IESE Insight
Why nuance is the key to better decision-making
Because it’s never all black and white, here are some economic insights to help navigate the gray areas.
We live in a business environment that rewards quick responses and simple narratives. But major strategic challenges aren’t black and white — and solving them demands navigating the gray areas.
In a context of increasing polarization and urgency, Gray Matters, a book based on the podcast by IESE professor Javier Diaz-Gimenez, Miguel Ors and Pedro Artiles, urges us to embrace nuance. And we all — executives, entrepreneurs and business leaders — could do with nuance and grounding our decision-making in solid economic theory.
The rise of protectionism
In the 1980s, faced with Japanese competition, the U.S. auto industry was in deep crisis. But instead of shutting down, it adapted: Honda opened plants in Ohio, and local manufacturers improved their processes. The result? Better and cheaper cars.
Today, in response to more efficient Chinese electric vehicle manufacturers, the U.S. and Europe are raising tariff barriers. These moves are justified on environmental, geopolitical or security grounds, but often stem more from fear than from strategy. Wouldn’t it be more rational to leverage the freed-up resources from this new Chinese supply to accelerate the energy transition and expand local charging infrastructure?
Protectionism may seem politically attractive, but it ultimately stifles development and well-being. The solution is not to build walls but to design bridges that help us adapt to a constantly evolving world.
We’re shifting from a liberal order — where “prohibiting was prohibited” — to one where regulations multiply and space for innovation shrinks. Against this trend, it’s worth recalling that the theory of comparative advantage remains valid: while it’s true that international competition creates local losers, most citizens and consumers benefit from it.
Empirical evidence shows that dismantling globalization in favor of self-sufficiency would be a mistake. The opposite is needed: We should foster interdependence and encourage innovation through the incentives created by competitive markets.
Why growth is like mushroom farming
We must remember that growth isn’t a linear process that can be planned. Growth doesn’t behave like yeast; it’s more like mushrooms: it appears when the right conditions exist. The most innovative organizations and countries are not those that regulate every step but those that create the right conditions for unexpected developments. They lower barriers, encourage experimentation and tolerate failure. And when something works, they try to scale it.
How do we create value?
We all have the same basic resource: time. Twenty-four hours a day or realistically 14. The question is not how much time you have but how you turn that time into something others are willing to pay for — into value.

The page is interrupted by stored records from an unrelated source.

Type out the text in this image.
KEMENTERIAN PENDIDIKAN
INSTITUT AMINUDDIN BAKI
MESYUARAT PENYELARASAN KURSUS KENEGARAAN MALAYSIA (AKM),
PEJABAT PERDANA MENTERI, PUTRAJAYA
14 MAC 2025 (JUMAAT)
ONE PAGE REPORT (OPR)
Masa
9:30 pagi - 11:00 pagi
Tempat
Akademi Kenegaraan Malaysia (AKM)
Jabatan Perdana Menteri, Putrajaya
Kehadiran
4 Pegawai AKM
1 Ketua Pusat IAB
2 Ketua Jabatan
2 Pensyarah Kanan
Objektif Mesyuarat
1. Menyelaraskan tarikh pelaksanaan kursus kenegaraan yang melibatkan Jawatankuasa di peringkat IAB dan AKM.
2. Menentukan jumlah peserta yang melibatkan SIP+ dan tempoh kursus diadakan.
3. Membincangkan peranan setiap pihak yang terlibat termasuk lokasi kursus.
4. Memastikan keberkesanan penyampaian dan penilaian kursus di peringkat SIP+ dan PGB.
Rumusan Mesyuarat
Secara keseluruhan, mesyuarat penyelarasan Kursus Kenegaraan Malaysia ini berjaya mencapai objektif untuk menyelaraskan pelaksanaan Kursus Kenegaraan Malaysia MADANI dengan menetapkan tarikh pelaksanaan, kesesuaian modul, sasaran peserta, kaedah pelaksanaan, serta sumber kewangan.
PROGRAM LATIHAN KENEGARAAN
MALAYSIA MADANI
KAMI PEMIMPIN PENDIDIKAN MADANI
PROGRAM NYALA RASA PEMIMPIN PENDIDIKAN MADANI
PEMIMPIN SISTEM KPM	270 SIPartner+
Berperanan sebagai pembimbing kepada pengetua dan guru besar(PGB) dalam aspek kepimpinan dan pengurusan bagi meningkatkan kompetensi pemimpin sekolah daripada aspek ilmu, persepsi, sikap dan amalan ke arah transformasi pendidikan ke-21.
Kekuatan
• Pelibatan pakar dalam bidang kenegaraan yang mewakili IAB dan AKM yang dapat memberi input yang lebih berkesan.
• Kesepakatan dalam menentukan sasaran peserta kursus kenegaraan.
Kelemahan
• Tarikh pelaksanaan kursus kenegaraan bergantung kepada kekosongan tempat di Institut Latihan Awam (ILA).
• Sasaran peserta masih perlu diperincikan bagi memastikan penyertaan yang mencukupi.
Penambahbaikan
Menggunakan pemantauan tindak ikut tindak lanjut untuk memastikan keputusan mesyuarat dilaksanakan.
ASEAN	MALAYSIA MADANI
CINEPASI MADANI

This is where productivity comes in. In the global market, the difference between a minimum-wage salary and one three times higher is not usually effort or even talent but the value that the work creates. If we want to raise the standard of living for our organizations and countries, it’s not about working more but about working better. That requires quality education, useful technology, organizational structures that let talent thrive and environments that don’t punish mistakes but learn from them.
Decent wages come about not by decree but by design, through the creation of high value-added jobs, which in turn depend on each person’s, company’s or country’s ability to turn time into value.

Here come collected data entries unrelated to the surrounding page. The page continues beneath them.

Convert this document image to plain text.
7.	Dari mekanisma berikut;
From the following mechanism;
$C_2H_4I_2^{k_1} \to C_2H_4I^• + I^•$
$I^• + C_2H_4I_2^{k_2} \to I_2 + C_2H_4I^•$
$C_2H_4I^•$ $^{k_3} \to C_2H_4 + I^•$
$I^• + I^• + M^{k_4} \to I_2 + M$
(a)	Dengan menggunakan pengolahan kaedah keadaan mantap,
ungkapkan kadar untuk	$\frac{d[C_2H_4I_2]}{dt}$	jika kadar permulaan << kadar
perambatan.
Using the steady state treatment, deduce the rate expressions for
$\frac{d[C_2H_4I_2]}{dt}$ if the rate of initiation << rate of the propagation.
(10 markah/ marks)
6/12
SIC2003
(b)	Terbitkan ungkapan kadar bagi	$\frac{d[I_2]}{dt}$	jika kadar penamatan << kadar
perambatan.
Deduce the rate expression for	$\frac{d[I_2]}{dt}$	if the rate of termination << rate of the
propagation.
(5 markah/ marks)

Though time is the most democratic resource, ways of assigning it are highly unequal. Not everyone has the same opportunity to transform time into value. That’s why talking about incentives isn’t trivial. People respond to signals: If a society rewards safety over creativity, if starting a business is bogged down by bureaucracy or suspicion, if the best option for talented people is to take civil service exams, then we shouldn’t be surprised when talent is wasted and potential buried.
This isn’t just a personal problem; it’s a collective inefficiency. A country’s economic growth or a company’s competitiveness largely depends on where and how talent is allocated and how much value it creates.
Leading for the long term
Far from being an ideological abstraction, the market is a decentralized mechanism that, when functioning properly, allocates scarce resources in the most efficient way. Prices convey information, aggregate dispersed signals and coordinate millions of decisions without a central planner. In well-structured markets, no one can raise prices without losing customers or waste resources without going bankrupt.

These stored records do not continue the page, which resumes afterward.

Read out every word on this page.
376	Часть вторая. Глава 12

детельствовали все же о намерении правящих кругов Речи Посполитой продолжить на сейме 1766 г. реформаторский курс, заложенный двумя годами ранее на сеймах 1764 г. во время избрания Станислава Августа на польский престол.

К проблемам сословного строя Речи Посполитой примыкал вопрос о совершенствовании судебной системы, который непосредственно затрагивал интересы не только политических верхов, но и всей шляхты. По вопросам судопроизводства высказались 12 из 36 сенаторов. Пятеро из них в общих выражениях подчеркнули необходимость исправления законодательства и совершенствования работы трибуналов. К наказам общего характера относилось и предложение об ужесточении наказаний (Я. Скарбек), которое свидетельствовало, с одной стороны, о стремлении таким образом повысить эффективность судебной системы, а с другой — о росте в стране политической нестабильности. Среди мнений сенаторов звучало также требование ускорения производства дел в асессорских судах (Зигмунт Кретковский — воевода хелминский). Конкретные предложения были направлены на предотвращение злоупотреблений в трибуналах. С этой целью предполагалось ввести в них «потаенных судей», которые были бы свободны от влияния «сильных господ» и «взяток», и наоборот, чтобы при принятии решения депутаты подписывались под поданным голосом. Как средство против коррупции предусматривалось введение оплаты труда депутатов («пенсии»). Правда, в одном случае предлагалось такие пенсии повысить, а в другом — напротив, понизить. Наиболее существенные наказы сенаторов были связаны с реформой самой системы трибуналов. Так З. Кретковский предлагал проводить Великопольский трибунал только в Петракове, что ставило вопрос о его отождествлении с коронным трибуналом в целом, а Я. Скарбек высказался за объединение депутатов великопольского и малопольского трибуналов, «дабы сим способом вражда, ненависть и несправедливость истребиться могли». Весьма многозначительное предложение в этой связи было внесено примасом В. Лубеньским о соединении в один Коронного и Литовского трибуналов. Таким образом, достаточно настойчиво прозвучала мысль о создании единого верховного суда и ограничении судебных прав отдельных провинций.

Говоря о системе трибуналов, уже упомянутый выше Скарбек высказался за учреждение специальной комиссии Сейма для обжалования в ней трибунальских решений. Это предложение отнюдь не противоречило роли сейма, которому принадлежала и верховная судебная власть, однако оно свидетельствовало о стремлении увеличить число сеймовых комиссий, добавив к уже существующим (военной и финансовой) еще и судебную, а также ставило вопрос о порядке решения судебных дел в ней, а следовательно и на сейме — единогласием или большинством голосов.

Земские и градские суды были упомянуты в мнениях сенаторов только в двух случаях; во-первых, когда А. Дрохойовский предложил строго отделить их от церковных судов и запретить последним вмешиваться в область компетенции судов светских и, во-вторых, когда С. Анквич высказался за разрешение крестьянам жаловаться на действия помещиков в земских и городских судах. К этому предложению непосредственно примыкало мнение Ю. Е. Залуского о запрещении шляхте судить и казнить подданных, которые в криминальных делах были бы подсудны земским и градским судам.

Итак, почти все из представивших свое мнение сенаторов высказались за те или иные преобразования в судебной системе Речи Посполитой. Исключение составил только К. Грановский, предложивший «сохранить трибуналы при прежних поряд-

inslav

However, markets won’t tell us what the optimal level of inequality is in society. That’s a democratic decision. Philosopher John Rawls offered a helpful thought experiment: How would we want society to be organized if we could design it from behind a “veil of ignorance” and didn’t know which position we would hold in it?
Wealth doesn’t fall from the sky and nor does it redistribute itself. It’s generated where the incentives exist to turn our time into value, and it’s distributed where institutions allow it without stifling innovation.
The tension between efficiency and equity defines many of today’s challenges. For example, if we’re serious about decarbonization, developed countries will have to accept lower standards of living, at least in the short term. There will be resistance to this, but prosperous societies should be able to design mechanisms to support the most vulnerable. Doing nothing isn’t an option: a five- or six-degree rise in temperature over pre-industrial levels could make civilization as we know it impossible.
We also stand on the brink of a new productivity revolution, where wealth may be created not by human labor but by algorithms and robots. The key question is no longer technological but political: How will we distribute the value created by machines and AI? Will we share it or concentrate it? Use it to fund more inclusive societies or to widen inequality?